43      À cet égard, il importe de relever que la chambre de recours a constaté, au point 26 de la décision attaquée, sans être contestée sur ce point par la requérante, que, dans le secteur en cause, les robots industriels sont habituellement commercialisés dans les couleurs les plus diverses. Or, la requérante n’a produit aucun élément démontrant que, dans le secteur en cause, les couleurs dont sont couverts les robots industriels sont généralement perçues comme indiquant l’origine commerciale de ces produits.

44      En tout état de cause, il convient de souligner que l’impératif de disponibilité des couleurs, qui influe sur l’interprétation de l’article 7, paragraphe 1, sous b), du règlement n° 40/94, tend à constituer, sauf circonstances exceptionnelles, un obstacle à l’enregistrement d’une marque portant sur une couleur.

45      À cet égard, s’agissant de la contestation, par la requérante, de l’impératif de disponibilité des couleurs dans le secteur des robots à bras articulés, il y a lieu de souligner que l’enregistrement en tant que marque communautaire d’une nuance de la couleur orange ne conduirait pas à la monopolisation de cette seule nuance, mais tendrait à interdire aux entreprises concurrentes de faire usage de toute nuance de la couleur orange, voire davantage encore, dès lors qu’il ne saurait être exclu qu’un risque de confusion puisse être démontré entre la nuance de la couleur orange faisant l’objet de la demande de marque en l’espèce et d’autres nuances de la couleur orange, voire de couleurs s’en rapprochant. Or, compte tenu du caractère particulièrement limité du nombre de couleurs disponibles, la monopolisation d’une couleur déterminée et, partant, potentiellement de toute la gamme de couleurs et de nuances s’en rapprochant serait susceptible de conduire à un épuisement rapide de toute la palette des couleurs disponibles et d’attribuer à certains opérateurs économiques un avantage concurrentiel incompatible avec un système de concurrence non faussé et avec l’intérêt général à ne pas restreindre indûment la disponibilité des couleurs pour les autres opérateurs économiques (voir, en ce sens, arrêt Libertel, précité, points 54 et 56).

46      En l’espèce, il y a lieu de considérer que la requérante n’a pas produit devant la chambre de recours d’élément permettant de retenir que des circonstances exceptionnelles sont présentes dans la présente affaire et, notamment, que le nombre des produits pour lesquels la marque est demandée est à ce point limité et que le marché pertinent est à ce point spécifique que, d’une part, une couleur en elle-même serait capable d’indiquer l’origine commerciale des produits sur lesquels elle est apposée et que, d’autre part, sa monopolisation ne créerait pas un avantage concurrentiel illégitime en faveur du titulaire de la marque, contraire à l’intérêt public.

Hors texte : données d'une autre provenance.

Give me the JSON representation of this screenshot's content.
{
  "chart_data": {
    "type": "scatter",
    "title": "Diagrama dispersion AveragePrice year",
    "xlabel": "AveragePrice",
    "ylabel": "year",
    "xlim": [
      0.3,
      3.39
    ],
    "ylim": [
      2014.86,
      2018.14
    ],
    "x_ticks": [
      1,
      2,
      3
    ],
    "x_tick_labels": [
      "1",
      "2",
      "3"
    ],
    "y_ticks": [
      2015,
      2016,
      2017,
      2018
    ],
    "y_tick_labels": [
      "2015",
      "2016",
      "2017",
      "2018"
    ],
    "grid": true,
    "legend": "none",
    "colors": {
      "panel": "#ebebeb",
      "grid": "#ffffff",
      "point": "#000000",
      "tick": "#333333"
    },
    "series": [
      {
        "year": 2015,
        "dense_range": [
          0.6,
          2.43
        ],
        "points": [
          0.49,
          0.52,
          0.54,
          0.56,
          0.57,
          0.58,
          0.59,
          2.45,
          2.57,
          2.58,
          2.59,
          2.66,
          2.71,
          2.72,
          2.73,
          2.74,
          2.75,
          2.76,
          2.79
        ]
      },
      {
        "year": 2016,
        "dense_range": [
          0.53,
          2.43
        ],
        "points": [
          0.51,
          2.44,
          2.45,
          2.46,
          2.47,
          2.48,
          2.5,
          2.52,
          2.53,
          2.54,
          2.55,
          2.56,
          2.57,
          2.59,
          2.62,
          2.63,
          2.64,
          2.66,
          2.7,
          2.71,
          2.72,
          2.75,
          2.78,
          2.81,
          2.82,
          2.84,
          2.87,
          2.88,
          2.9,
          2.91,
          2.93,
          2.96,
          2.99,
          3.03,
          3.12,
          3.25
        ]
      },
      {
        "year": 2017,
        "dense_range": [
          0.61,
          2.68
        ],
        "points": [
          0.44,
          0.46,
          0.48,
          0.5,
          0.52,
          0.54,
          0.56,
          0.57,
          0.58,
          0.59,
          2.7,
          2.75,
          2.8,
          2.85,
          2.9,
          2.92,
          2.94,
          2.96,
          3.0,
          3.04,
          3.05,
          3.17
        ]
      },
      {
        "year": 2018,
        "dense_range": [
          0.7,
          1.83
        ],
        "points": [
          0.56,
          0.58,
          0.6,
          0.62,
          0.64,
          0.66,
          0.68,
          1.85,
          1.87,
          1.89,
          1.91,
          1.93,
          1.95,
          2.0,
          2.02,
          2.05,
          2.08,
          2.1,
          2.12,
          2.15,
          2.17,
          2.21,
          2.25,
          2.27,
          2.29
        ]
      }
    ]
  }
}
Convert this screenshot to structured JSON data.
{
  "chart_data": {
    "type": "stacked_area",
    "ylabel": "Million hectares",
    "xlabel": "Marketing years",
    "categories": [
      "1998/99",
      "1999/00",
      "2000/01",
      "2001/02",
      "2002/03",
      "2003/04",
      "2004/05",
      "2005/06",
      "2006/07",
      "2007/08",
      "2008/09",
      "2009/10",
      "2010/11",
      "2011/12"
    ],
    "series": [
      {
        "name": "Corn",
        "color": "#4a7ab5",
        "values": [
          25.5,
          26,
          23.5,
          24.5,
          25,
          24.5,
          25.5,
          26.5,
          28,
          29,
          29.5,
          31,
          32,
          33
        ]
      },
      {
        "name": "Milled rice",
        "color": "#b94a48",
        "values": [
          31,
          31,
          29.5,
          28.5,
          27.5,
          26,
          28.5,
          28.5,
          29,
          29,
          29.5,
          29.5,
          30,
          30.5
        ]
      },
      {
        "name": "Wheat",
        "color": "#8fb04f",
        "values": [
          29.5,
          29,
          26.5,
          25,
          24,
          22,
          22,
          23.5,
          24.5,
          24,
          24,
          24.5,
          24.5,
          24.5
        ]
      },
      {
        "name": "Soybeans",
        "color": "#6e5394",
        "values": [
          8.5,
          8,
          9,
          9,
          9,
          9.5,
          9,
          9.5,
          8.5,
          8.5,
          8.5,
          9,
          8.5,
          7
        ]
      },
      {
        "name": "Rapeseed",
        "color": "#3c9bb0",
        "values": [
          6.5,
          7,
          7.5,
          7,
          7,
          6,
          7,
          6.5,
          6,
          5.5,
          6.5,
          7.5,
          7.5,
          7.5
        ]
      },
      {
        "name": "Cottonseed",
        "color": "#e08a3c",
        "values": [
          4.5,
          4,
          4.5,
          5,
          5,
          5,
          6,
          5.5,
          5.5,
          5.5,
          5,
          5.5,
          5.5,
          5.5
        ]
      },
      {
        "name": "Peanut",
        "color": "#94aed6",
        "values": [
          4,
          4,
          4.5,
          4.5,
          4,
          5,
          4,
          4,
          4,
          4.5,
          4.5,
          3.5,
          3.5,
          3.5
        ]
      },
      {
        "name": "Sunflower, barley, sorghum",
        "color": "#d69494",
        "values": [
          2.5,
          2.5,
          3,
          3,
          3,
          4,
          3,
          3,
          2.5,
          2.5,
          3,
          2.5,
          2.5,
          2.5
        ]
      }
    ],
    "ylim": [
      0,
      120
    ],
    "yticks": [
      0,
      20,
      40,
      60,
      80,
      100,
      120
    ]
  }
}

47      En effet, la requérante invoque, à cet égard, les spécificités du secteur en cause, tenant notamment au fait que les robots visés par la marque demandée constitueraient des produits très spécifiques, qu’ils seraient des biens d’investissement de longue durée, onéreux, employés pour des applications hautement spécialisées et que l’acquisition d’un robot causerait d’importants travaux d’adaptation chez l’acquéreur. Toutefois, ces éléments ne modifient pas la circonstance, relevée par la chambre de recours au point 26 de la décision attaquée, selon laquelle il est habituel, dans le secteur des produits en cause, que ceux-ci soient disponibles dans les couleurs les plus diverses. Sur ce point, la requérante allègue elle-même que les clients choisissent les couleurs des produits lors de la commande. Force est ainsi de considérer que, dans le secteur concerné, le public pertinent est habituellement mis en présence des produits en cause dans diverses couleurs, sans que ces dernières soient perçues comme indiquant l’origine commerciale desdits produits.

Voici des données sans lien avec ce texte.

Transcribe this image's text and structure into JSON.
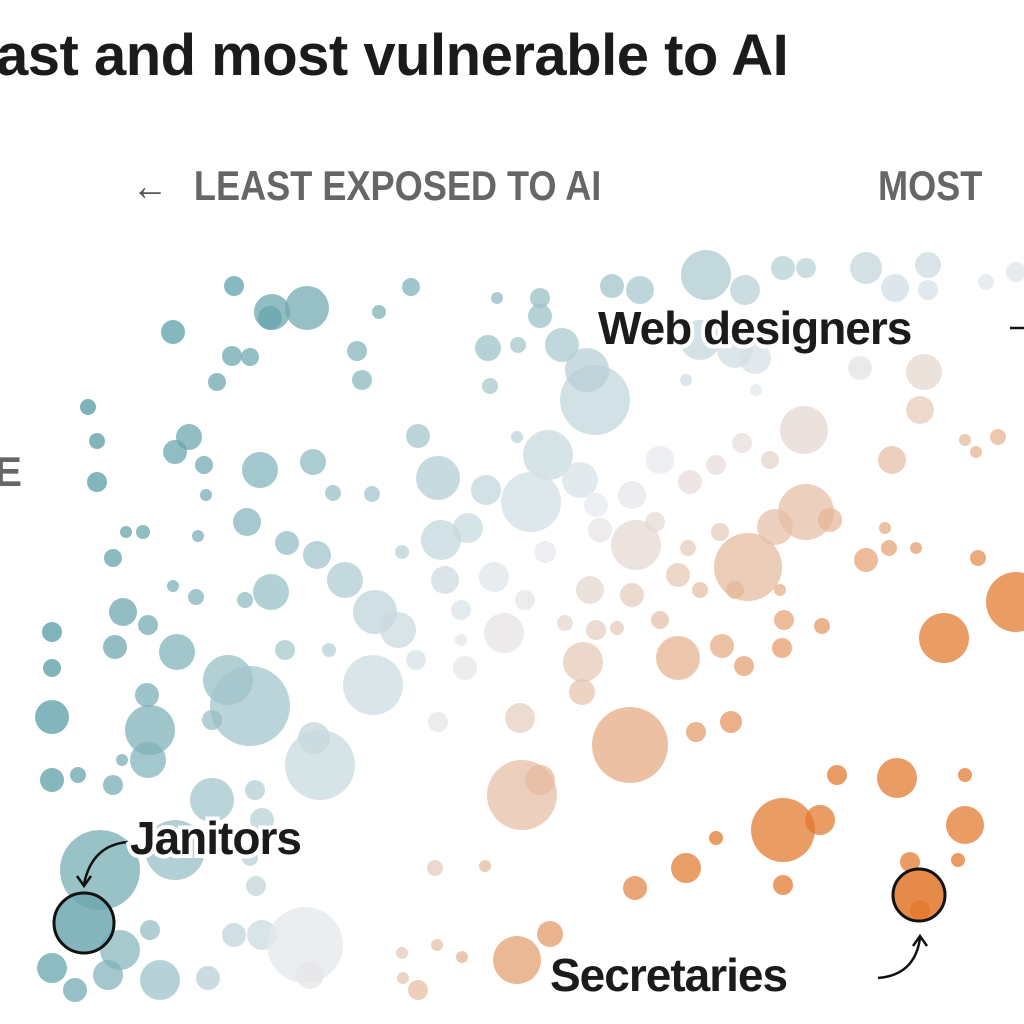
{
  "title": "ast and most vulnerable to AI",
  "axis": {
    "left_label": "LEAST EXPOSED TO AI",
    "right_label": "MOST",
    "left_edge_label": "E",
    "arrow_icon": "arrow-left-icon"
  },
  "annotations": {
    "web_designers": "Web designers",
    "janitors": "Janitors",
    "secretaries": "Secretaries"
  },
  "colors": {
    "teal": "#3f8f98",
    "neutral": "#e6e9ee",
    "orange": "#e2762a",
    "highlight_stroke": "#111111"
  },
  "chart_data": {
    "type": "scatter",
    "title": "",
    "xlabel": "LEAST EXPOSED TO AI / MOST",
    "ylabel": "",
    "grid": false,
    "legend": "none",
    "highlighted": [
      {
        "name": "Janitors",
        "x": 8.4,
        "y": 10.1,
        "size": 30
      },
      {
        "name": "Secretaries",
        "x": 91.9,
        "y": 12.9,
        "size": 26
      }
    ],
    "points": [
      [
        23.4,
        73.8,
        10
      ],
      [
        27.2,
        71.2,
        18
      ],
      [
        30.7,
        71.6,
        22
      ],
      [
        27,
        70.6,
        12
      ],
      [
        17.3,
        69.2,
        12
      ],
      [
        37.9,
        71.2,
        7
      ],
      [
        41.1,
        73.7,
        9
      ],
      [
        49.7,
        72.6,
        6
      ],
      [
        54,
        72.6,
        10
      ],
      [
        54,
        70.8,
        12
      ],
      [
        56.2,
        67.9,
        17
      ],
      [
        61.2,
        73.8,
        12
      ],
      [
        64,
        73.4,
        14
      ],
      [
        70.6,
        74.9,
        25
      ],
      [
        74.5,
        73.4,
        15
      ],
      [
        78.3,
        75.6,
        12
      ],
      [
        80.6,
        75.6,
        10
      ],
      [
        86.6,
        75.6,
        16
      ],
      [
        89.5,
        73.6,
        14
      ],
      [
        92.8,
        75.9,
        13
      ],
      [
        92.8,
        73.4,
        10
      ],
      [
        98.6,
        74.2,
        8
      ],
      [
        101.6,
        75.2,
        10
      ],
      [
        48.8,
        67.6,
        13
      ],
      [
        23.2,
        66.8,
        10
      ],
      [
        25,
        66.7,
        9
      ],
      [
        35.7,
        67.3,
        10
      ],
      [
        36.2,
        64.4,
        10
      ],
      [
        21.7,
        64.2,
        9
      ],
      [
        49,
        63.8,
        8
      ],
      [
        51.8,
        67.9,
        8
      ],
      [
        59.5,
        62.4,
        35
      ],
      [
        58.7,
        65.4,
        22
      ],
      [
        70,
        68.4,
        20
      ],
      [
        73.5,
        67.4,
        18
      ],
      [
        75.5,
        66.6,
        16
      ],
      [
        86,
        65.6,
        12
      ],
      [
        92.4,
        65.2,
        18
      ],
      [
        92,
        61.4,
        14
      ],
      [
        68.6,
        64.4,
        6
      ],
      [
        75.6,
        63.4,
        6
      ],
      [
        8.8,
        61.7,
        8
      ],
      [
        9.7,
        58.3,
        8
      ],
      [
        9.7,
        54.2,
        10
      ],
      [
        18.9,
        58.7,
        13
      ],
      [
        17.5,
        57.2,
        12
      ],
      [
        20.4,
        55.9,
        9
      ],
      [
        26,
        55.4,
        18
      ],
      [
        31.3,
        56.2,
        13
      ],
      [
        33.3,
        53.1,
        8
      ],
      [
        37.2,
        53,
        8
      ],
      [
        41.8,
        58.8,
        12
      ],
      [
        43.8,
        54.6,
        22
      ],
      [
        48.6,
        53.4,
        15
      ],
      [
        51.7,
        58.7,
        6
      ],
      [
        54.8,
        56.9,
        25
      ],
      [
        53.1,
        52.2,
        30
      ],
      [
        58,
        54.4,
        18
      ],
      [
        59.6,
        51.9,
        12
      ],
      [
        63.2,
        52.9,
        14
      ],
      [
        66,
        56.4,
        14
      ],
      [
        69,
        54.2,
        12
      ],
      [
        71.6,
        55.9,
        10
      ],
      [
        74.2,
        58.1,
        10
      ],
      [
        77,
        56.4,
        9
      ],
      [
        80.4,
        59.4,
        24
      ],
      [
        89.2,
        56.4,
        14
      ],
      [
        96.5,
        58.4,
        6
      ],
      [
        99.8,
        58.7,
        8
      ],
      [
        97.6,
        57.2,
        6
      ],
      [
        20.6,
        52.9,
        6
      ],
      [
        12.6,
        49.2,
        6
      ],
      [
        14.3,
        49.2,
        7
      ],
      [
        11.3,
        46.6,
        9
      ],
      [
        19.8,
        48.8,
        6
      ],
      [
        24.7,
        50.2,
        14
      ],
      [
        28.7,
        48.1,
        12
      ],
      [
        31.7,
        46.9,
        14
      ],
      [
        40.2,
        47.2,
        7
      ],
      [
        44.1,
        48.4,
        20
      ],
      [
        46.8,
        49.6,
        15
      ],
      [
        54.5,
        47.2,
        11
      ],
      [
        60,
        49.4,
        12
      ],
      [
        63.6,
        47.9,
        25
      ],
      [
        65.5,
        50.2,
        10
      ],
      [
        68.8,
        47.6,
        8
      ],
      [
        72,
        49.2,
        9
      ],
      [
        74.8,
        45.7,
        34
      ],
      [
        77.5,
        49.7,
        18
      ],
      [
        80.6,
        51.2,
        28
      ],
      [
        83,
        50.4,
        12
      ],
      [
        88.5,
        49.6,
        6
      ],
      [
        86.6,
        46.4,
        12
      ],
      [
        88.9,
        47.6,
        8
      ],
      [
        91.6,
        47.6,
        6
      ],
      [
        97.8,
        46.6,
        8
      ],
      [
        101.6,
        42.2,
        30
      ],
      [
        94.4,
        38.6,
        25
      ],
      [
        17.3,
        43.8,
        6
      ],
      [
        19.6,
        42.7,
        8
      ],
      [
        24.5,
        42.4,
        8
      ],
      [
        27.1,
        43.2,
        18
      ],
      [
        34.5,
        44.4,
        18
      ],
      [
        37.5,
        41.2,
        22
      ],
      [
        44.5,
        44.4,
        14
      ],
      [
        49.4,
        44.7,
        15
      ],
      [
        46.1,
        41.4,
        10
      ],
      [
        52.5,
        42.4,
        10
      ],
      [
        59,
        43.4,
        14
      ],
      [
        63.2,
        42.9,
        12
      ],
      [
        67.8,
        44.9,
        12
      ],
      [
        70,
        43.4,
        8
      ],
      [
        73.5,
        43.4,
        9
      ],
      [
        78,
        43.4,
        6
      ],
      [
        12.3,
        41.2,
        14
      ],
      [
        14.8,
        39.9,
        10
      ],
      [
        11.5,
        37.7,
        12
      ],
      [
        17.7,
        37.2,
        18
      ],
      [
        5.2,
        39.2,
        10
      ],
      [
        28.5,
        37.4,
        10
      ],
      [
        32.9,
        37.4,
        7
      ],
      [
        39.8,
        39.4,
        18
      ],
      [
        46.1,
        38.4,
        6
      ],
      [
        50.4,
        39.1,
        20
      ],
      [
        56.5,
        40.1,
        8
      ],
      [
        59.6,
        39.4,
        10
      ],
      [
        61.7,
        39.6,
        7
      ],
      [
        66,
        40.4,
        9
      ],
      [
        58.3,
        36.2,
        20
      ],
      [
        67.8,
        36.6,
        22
      ],
      [
        72.2,
        37.8,
        12
      ],
      [
        74.4,
        35.8,
        10
      ],
      [
        78.4,
        40.4,
        10
      ],
      [
        78.2,
        37.6,
        10
      ],
      [
        82.2,
        39.8,
        8
      ],
      [
        5.2,
        35.6,
        9
      ],
      [
        5.2,
        30.7,
        17
      ],
      [
        14.7,
        32.9,
        12
      ],
      [
        22.8,
        34.4,
        25
      ],
      [
        25,
        31.8,
        40
      ],
      [
        37.3,
        33.9,
        30
      ],
      [
        41.6,
        36.4,
        10
      ],
      [
        46.5,
        35.6,
        12
      ],
      [
        58.2,
        33.2,
        13
      ],
      [
        21.2,
        30.4,
        10
      ],
      [
        15,
        29.4,
        25
      ],
      [
        14.8,
        26.4,
        18
      ],
      [
        31.4,
        28.6,
        16
      ],
      [
        32,
        25.9,
        35
      ],
      [
        43.8,
        30.2,
        10
      ],
      [
        52,
        30.6,
        15
      ],
      [
        63,
        27.9,
        38
      ],
      [
        69.6,
        29.2,
        10
      ],
      [
        73.1,
        30.2,
        11
      ],
      [
        12.2,
        26.4,
        6
      ],
      [
        5.2,
        24.4,
        12
      ],
      [
        7.8,
        24.9,
        8
      ],
      [
        11.3,
        23.9,
        10
      ],
      [
        21.2,
        22.4,
        22
      ],
      [
        25.5,
        23.4,
        10
      ],
      [
        26.2,
        20.4,
        12
      ],
      [
        52.2,
        22.9,
        35
      ],
      [
        54,
        24.4,
        15
      ],
      [
        83.7,
        24.9,
        10
      ],
      [
        89.7,
        24.6,
        20
      ],
      [
        96.5,
        24.9,
        7
      ],
      [
        78.3,
        19.4,
        32
      ],
      [
        82,
        20.4,
        15
      ],
      [
        96.5,
        19.9,
        19
      ],
      [
        71.6,
        18.6,
        7
      ],
      [
        68.6,
        15.6,
        15
      ],
      [
        63.5,
        13.6,
        12
      ],
      [
        78.3,
        13.9,
        10
      ],
      [
        91,
        16.2,
        10
      ],
      [
        95.8,
        16.4,
        7
      ],
      [
        92,
        11.4,
        10
      ],
      [
        10,
        15.4,
        40
      ],
      [
        17.5,
        17.4,
        30
      ],
      [
        12,
        7.4,
        20
      ],
      [
        15,
        9.4,
        10
      ],
      [
        16,
        4.4,
        20
      ],
      [
        7.5,
        3.4,
        12
      ],
      [
        5.2,
        5.6,
        15
      ],
      [
        10.8,
        4.9,
        15
      ],
      [
        20.8,
        4.6,
        12
      ],
      [
        23.4,
        8.9,
        12
      ],
      [
        26.2,
        8.9,
        15
      ],
      [
        30.5,
        7.9,
        38
      ],
      [
        31,
        4.9,
        14
      ],
      [
        25.6,
        13.8,
        10
      ],
      [
        25,
        16.6,
        8
      ],
      [
        43.5,
        15.6,
        8
      ],
      [
        48.5,
        15.8,
        6
      ],
      [
        43.7,
        7.9,
        6
      ],
      [
        46.2,
        6.7,
        6
      ],
      [
        51.7,
        6.4,
        24
      ],
      [
        55,
        9,
        13
      ],
      [
        40.2,
        7.1,
        6
      ],
      [
        41.8,
        3.4,
        10
      ],
      [
        40.3,
        4.6,
        6
      ]
    ]
  }
}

48      En outre, la requérante n’explique pas en quoi les éléments qu’elle invoque permettent de considérer que, dans le secteur concerné, l’enregistrement de la marque demandée ne porterait pas atteinte à l’intérêt général à ne pas restreindre indûment la disponibilité des couleurs.

49      La requérante fait toutefois valoir qu’elle entend utiliser la marque demandée aux seules fins publicitaires et promotionnelles et que l’enregistrement de cette marque ne fera pas obstacle au libre choix par les sociétés concurrentes des couleurs susceptibles d’être appliquées sur leurs robots. À cet égard, il y a lieu de rappeler que, en vertu de l’article 9 du règlement n° 40/94, le droit exclusif conféré par une marque communautaire donne à son titulaire les moyens juridiques d’interdire à tout tiers de faire usage dans la vie des affaires d’un signe similaire ou identique. L’article 9, paragraphe 2, du règlement n° 40/94 (devenu article 9, paragraphe 2, du règlement n° 207/2009) permet d’interdire, notamment, d’apposer le signe sur les produits ou sur leur conditionnement, d’offrir les produits ou de les mettre dans le commerce ou de les détenir à ces fins ou d’offrir ou de fournir des services sous le signe, d’importer ou d’exporter les produits sous le signe et d’utiliser le signe dans les papiers d’affaires et la publicité.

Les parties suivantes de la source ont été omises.